We got inside a fairy lit conservatory where a man with a printed list asked me if I was going to be reading a poem today.

“Absolutely not,” I replied, and then explained that I was the official cheerleader for Poetry Ed and Erotic Wendy.

I did once try to be a poet. Like all people, I dabbled in rhymes whenever I felt emotional. When I was 8, I wrote one for my dead dog Cheddy, and buried it with his ashes. The night of September 11th, I laid awake writing on-the-nose verses because I wasn’t sure how to process the news. And I still have my teenage diaries that are filled with smudged rhyming couplets from the aftermath of hormonal heartbreak.

Lies you said.

What a dick head.

I should have kept my poems in my diary, but I didn’t.

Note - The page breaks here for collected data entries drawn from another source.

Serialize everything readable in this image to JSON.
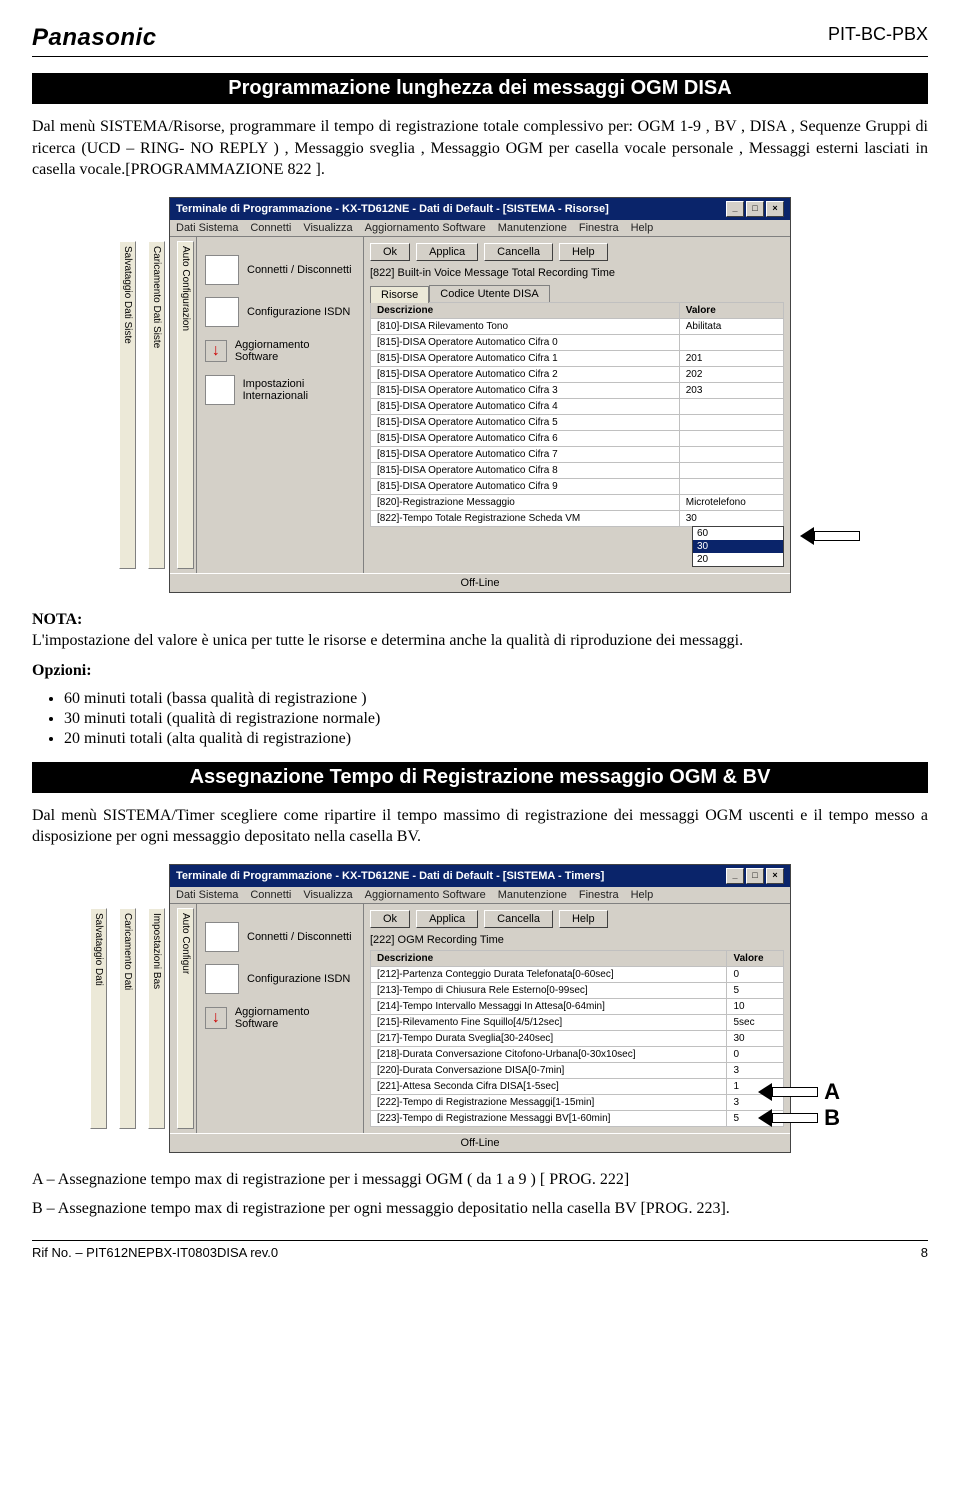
{
  "header": {
    "brand": "Panasonic",
    "code": "PIT-BC-PBX"
  },
  "section1": {
    "title": "Programmazione lunghezza dei messaggi OGM DISA",
    "intro": "Dal menù SISTEMA/Risorse, programmare il tempo di registrazione totale complessivo per: OGM 1-9 , BV , DISA , Sequenze Gruppi di ricerca (UCD – RING- NO REPLY ) , Messaggio sveglia , Messaggio OGM per casella vocale personale , Messaggi esterni lasciati in casella vocale.[PROGRAMMAZIONE 822 ].",
    "nota_label": "NOTA:",
    "nota_text": "L'impostazione del valore è unica per tutte le risorse e determina anche la qualità di riproduzione dei messaggi.",
    "opzioni_label": "Opzioni:",
    "opzioni": [
      "60 minuti totali (bassa qualità di registrazione )",
      "30 minuti totali (qualità di registrazione normale)",
      "20 minuti totali (alta qualità di registrazione)"
    ]
  },
  "section2": {
    "title": "Assegnazione Tempo di Registrazione messaggio OGM & BV",
    "intro": "Dal menù SISTEMA/Timer scegliere come ripartire il tempo massimo di registrazione dei messaggi OGM uscenti e il tempo messo a disposizione per ogni messaggio depositato nella casella BV.",
    "note_a": "A – Assegnazione tempo max di registrazione per i messaggi OGM  ( da 1 a 9 ) [ PROG. 222]",
    "note_b": "B – Assegnazione tempo max di registrazione per ogni messaggio depositatio nella casella BV [PROG. 223]."
  },
  "shot1": {
    "title": "Terminale di Programmazione - KX-TD612NE - Dati di Default - [SISTEMA - Risorse]",
    "menus": [
      "Dati Sistema",
      "Connetti",
      "Visualizza",
      "Aggiornamento Software",
      "Manutenzione",
      "Finestra",
      "Help"
    ],
    "vtabs": [
      "Auto Configurazion",
      "Caricamento Dati Siste",
      "Salvataggio Dati Siste"
    ],
    "sideitems": [
      "Connetti / Disconnetti",
      "Configurazione ISDN",
      "Aggiornamento Software",
      "Impostazioni Internazionali"
    ],
    "buttons": [
      "Ok",
      "Applica",
      "Cancella",
      "Help"
    ],
    "field_top": "[822] Built-in Voice Message Total Recording Time",
    "tabs": [
      "Risorse",
      "Codice Utente DISA"
    ],
    "cols": [
      "Descrizione",
      "Valore"
    ],
    "rows": [
      [
        "[810]-DISA Rilevamento Tono",
        "Abilitata"
      ],
      [
        "[815]-DISA Operatore Automatico Cifra 0",
        ""
      ],
      [
        "[815]-DISA Operatore Automatico Cifra 1",
        "201"
      ],
      [
        "[815]-DISA Operatore Automatico Cifra 2",
        "202"
      ],
      [
        "[815]-DISA Operatore Automatico Cifra 3",
        "203"
      ],
      [
        "[815]-DISA Operatore Automatico Cifra 4",
        ""
      ],
      [
        "[815]-DISA Operatore Automatico Cifra 5",
        ""
      ],
      [
        "[815]-DISA Operatore Automatico Cifra 6",
        ""
      ],
      [
        "[815]-DISA Operatore Automatico Cifra 7",
        ""
      ],
      [
        "[815]-DISA Operatore Automatico Cifra 8",
        ""
      ],
      [
        "[815]-DISA Operatore Automatico Cifra 9",
        ""
      ],
      [
        "[820]-Registrazione Messaggio",
        "Microtelefono"
      ],
      [
        "[822]-Tempo Totale Registrazione Scheda VM",
        "30"
      ]
    ],
    "dropdown": [
      "60",
      "30",
      "20"
    ],
    "status": "Off-Line"
  },
  "shot2": {
    "title": "Terminale di Programmazione - KX-TD612NE - Dati di Default - [SISTEMA - Timers]",
    "menus": [
      "Dati Sistema",
      "Connetti",
      "Visualizza",
      "Aggiornamento Software",
      "Manutenzione",
      "Finestra",
      "Help"
    ],
    "vtabs": [
      "Auto Configur",
      "Impostazioni Bas",
      "Caricamento Dati",
      "Salvataggio Dati"
    ],
    "sideitems": [
      "Connetti / Disconnetti",
      "Configurazione ISDN",
      "Aggiornamento Software"
    ],
    "buttons": [
      "Ok",
      "Applica",
      "Cancella",
      "Help"
    ],
    "field_top": "[222] OGM Recording Time",
    "cols": [
      "Descrizione",
      "Valore"
    ],
    "rows": [
      [
        "[212]-Partenza Conteggio Durata Telefonata[0-60sec]",
        "0"
      ],
      [
        "[213]-Tempo di Chiusura Rele Esterno[0-99sec]",
        "5"
      ],
      [
        "[214]-Tempo Intervallo Messaggi In Attesa[0-64min]",
        "10"
      ],
      [
        "[215]-Rilevamento Fine Squillo[4/5/12sec]",
        "5sec"
      ],
      [
        "[217]-Tempo Durata Sveglia[30-240sec]",
        "30"
      ],
      [
        "[218]-Durata Conversazione Citofono-Urbana[0-30x10sec]",
        "0"
      ],
      [
        "[220]-Durata Conversazione DISA[0-7min]",
        "3"
      ],
      [
        "[221]-Attesa Seconda Cifra DISA[1-5sec]",
        "1"
      ],
      [
        "[222]-Tempo di Registrazione Messaggi[1-15min]",
        "3"
      ],
      [
        "[223]-Tempo di Registrazione Messaggi BV[1-60min]",
        "5"
      ]
    ],
    "status": "Off-Line",
    "label_a": "A",
    "label_b": "B"
  },
  "footer": {
    "ref": "Rif No. – PIT612NEPBX-IT0803DISA rev.0",
    "page": "8"
  }
}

For some reason in my mid-twenties, I thought it would be a cracking idea to release my own e-book. It was called O London Town You Let Me Down, and was made up of ‘poems’ that I had jotted down on the tube whilst working in London. I found an illustrator on Fiver, (who was very talented), and got him to illustrate each poem, then voila I had a ‘poetry book’…..well I thought I did.

Self-publishing can be empowering for writers, but can also be humiliating, especially when you find out that Amazon makes it impossible to delete the book. And so the 3.5-star book (two 5 stars from family, and one 1 star from a stranger), now remains online for eternity. Leonard Cohen can rest easy. Me, not so much.

Back to the event with the real poets.

One by one the poets came up, each one utterly different to the one before.

We had a long man with long hair and thick glasses reading about war, and then a witty American woman who observed passengers on a London bus.

Will Harris, one of the headliners and no doubt one of the coolest poets out there, tugged his golden hair whilst flicking through the pages of his paperback (Brother Poem)

And then my friend, Wendy Allen, took the mic.  What’s enticing about Wendy’s readings is that you would think by the innocen tone of her voice and the unassuming way she holds herself, that she could be reading a poem about a Cornish landscape, but then you hear the word vulva and suddenly you are in Wendy’s Neverland. 

Then Poetry Ed swaggered to the front with his charming moustache and baggy trousers. He entertained the audience with ‘Down the Rabbit Hole‘, a quick witted poem that tells the relatable story of someone ‘going down the rabbit hole’ of Youtube.

As I listened to the poems, a sudden flicker crossed my mind that maybe I could share a poem at one of these readings….

….and then I remembered that one star on Amazon sitting below my name, and decided to write this blog instead.